Her voice fell to a dreamy note, and she watched the gulls, wheeling in the sunshine, with thoughtful, smiling eyes. The man glanced at her once or twice, in the silence that followed, with something like hesitation, or compunction, in his look.
“Look here, Alix—let’s talk. I want to ask you something. Or, rather, I want to tell you something—or, rather—”
“CONTINUEZ—CONTINUEZ!” she said, laughing, as he hesitated.
“There’s never been anything—anything to tell you—or your father, if he was here,” Peter said, flushed and a trifle awkward, “I’m not that kind of a man. I was a crippled kid, as you know, all for books and music and walks and older people. But there has been that one thing—that one woman—”
Flushed, too, she was looking at him with bright, intelligent eyes.
“But I thought she never even knew—”
“No, she never did!”
Alix looked back at the gulls.
“Oh, well, then—” she said, indifferently.
“Alix, would you like to know about her?” Peter said bravely. “Her name—and everything?”
“Oh, no, please, I’d much rather not!” she intercepted him hastily, and after a pause she added, “Our marriage isn’t the usual marriage, in that way. I mean I’m not jealous, and I’m not going to cry my eyes out because there was another woman—is another woman, who meant more to you, or might have! I’m going into it with my eyes wide open, Peter. I know you love me, and I love you, and we both like the same things, and that’s enough.”

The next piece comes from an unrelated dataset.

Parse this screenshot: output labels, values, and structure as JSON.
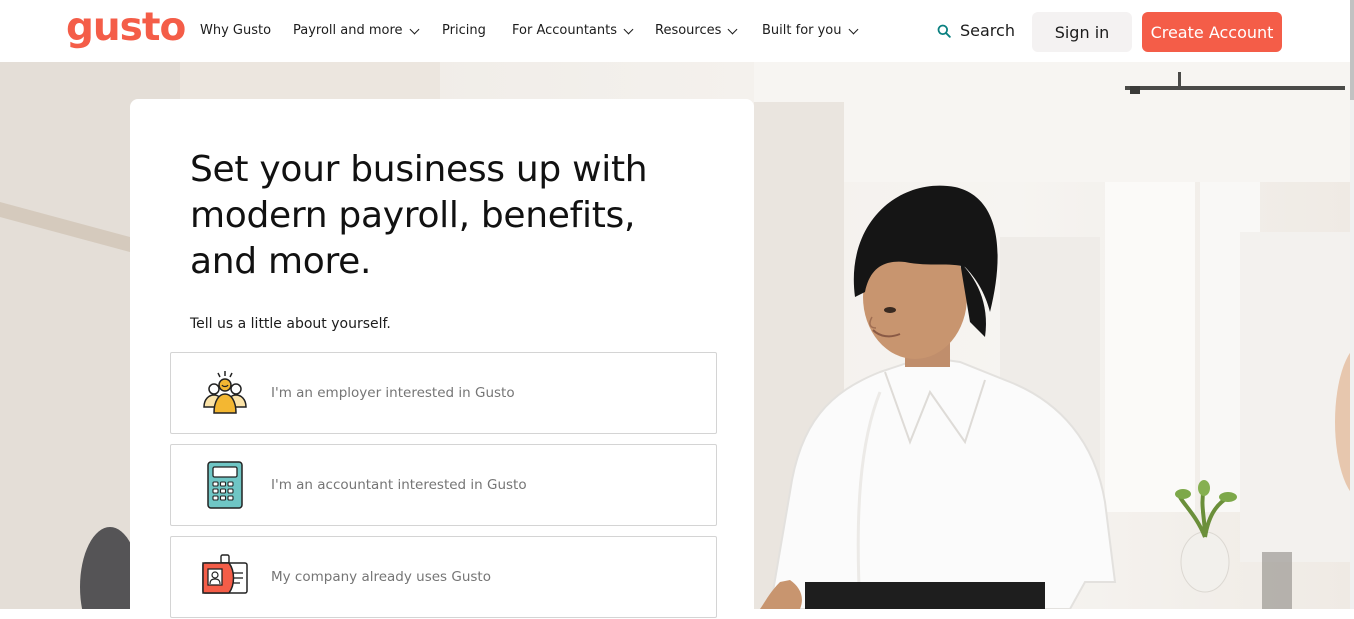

Three weeks later he remembered the moment, and asked her again. They were in the valley house now, and a bitter storm was whirling over the mountain. Peter’s little cabin rocked to the gale, but they were warm and comfortable beside the fire; the room was lamp-lighted, scented by Alix’s sweet single violets, white and purple, spilling themselves from a glass bowl, and by Peter’s pipe, and by the good scent of green bay burning. The Joyces had had a happy day, had climbed the hills under a lowering sky, had come home to dry clothes and to cooking, for Kow was away, and had finally shared an epicurean meal beside the fire.
Peter was wrapped in deep content; the companionship of this normal, pretty woman, her quick words and quick laugh, her music, her glancing, bright interest in anything and everything, was the richest experience of his life. She had said that she would change nothing in his home, but her clever white fingers had changed everything. There was order now, there was charming fussing and dusting, there were flowers in bowls, and books set straight, and there was just the different little angle to piano and desk and chairs and tables that made the cabin a home at last. She wanted bricks for a path; he had laughed at her fervent, “Do give me a whole carload of bricks for Christmas, Peter!” She wanted bulbs to pot. He had lazily suggested that they open the town house while carpenters and painters remade the cabin, but she had protested hotly, “Oh, do let’s keep it just as it always was!”